Starting from FY2022, EDI has transitioned from overseas contingency operation budgeting to the baseline budget, including funding of the USAI. The initiative is not a separate budget, but highlights a line of effort since 2014. Enhanced pre-positioning of equipment, munitions, fuel, and materiel is a core focus of EDI. (Note: As part of its global posture, the Department of Defense (DOD) maintains stocks of mission-essential equipment, supplies, and munitions deemed sufficient to attain and sustain strategic objectives in contingency plans. To facilitate rapid deployment of U.S. forces during the initial phases of operations, some of this materiel is pre-positioned at or near points of planned use in specialized facilities (i.e., ashore) and dedicated ships (i.e., afloat).) For fiscal year 2025, DoD requested $713 million for enhanced prepositioning for EDI.

==Operations covered==
Operation Atlantic Resolve was covered by the initiative till FY2022 (as an overseas contingency operation together with EDI), since having transitioned to direct USAI funding. Nominated in July 2024 for the Operation commander of Security Assistance Group–Ukraine (SAG-U) is dual hatted first-holder commander of NSATU since December 2024. Part of USEUCOM within the Operation, multinational SAG-U operates out of Wiesbaden, Germany. Joint Military Training Group Ukraine, among others, operates under U.S. EUCOM, U.S. Army Europe and Africa, and SAG-U: training is led by the 7ATC and executed by rotating National Guard brigade task forces, with support from units across the U.S. Army.

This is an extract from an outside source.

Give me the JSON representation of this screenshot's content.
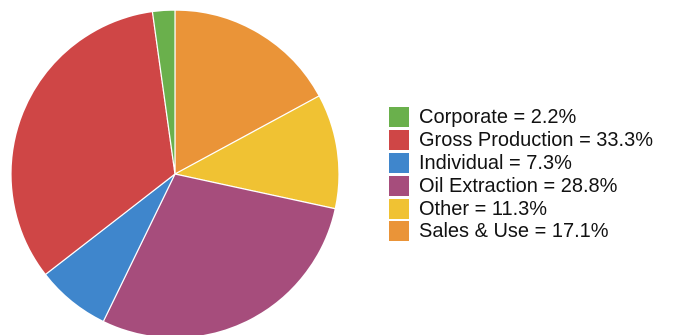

In September 2019, a diversion of some of the funding was announced to extend the US-Mexico border wall, for fiscal years 2019–2020.

Activation in 2022 of a new corps headquarters, designated V Corps, located at Fort Knox, KY, was complemented by its HQ (Forward) rotational presence in Poznań, Poland, meaning some soldiers from the unit deploy to the country on a rotating basis. As of December 2024, US Europe force posture (non- NATO units) amounted to 80,000 personnel, including rotational deployment of up to two Brigade Combat Teams in Central and Eastern Europe (with more than 9,000 troops in Poland). USEUCOM reported that in the first quarter of 2025, there were no mission objectives and endstate alterations after U.S. administration change.

According to GovWin, "the EDI is one of the investments that have helped set the stage for the U.S.’ ability to support Ukraine from Poland and Hungary... (Information) Technology plays a major role in DOD capabilities under this program."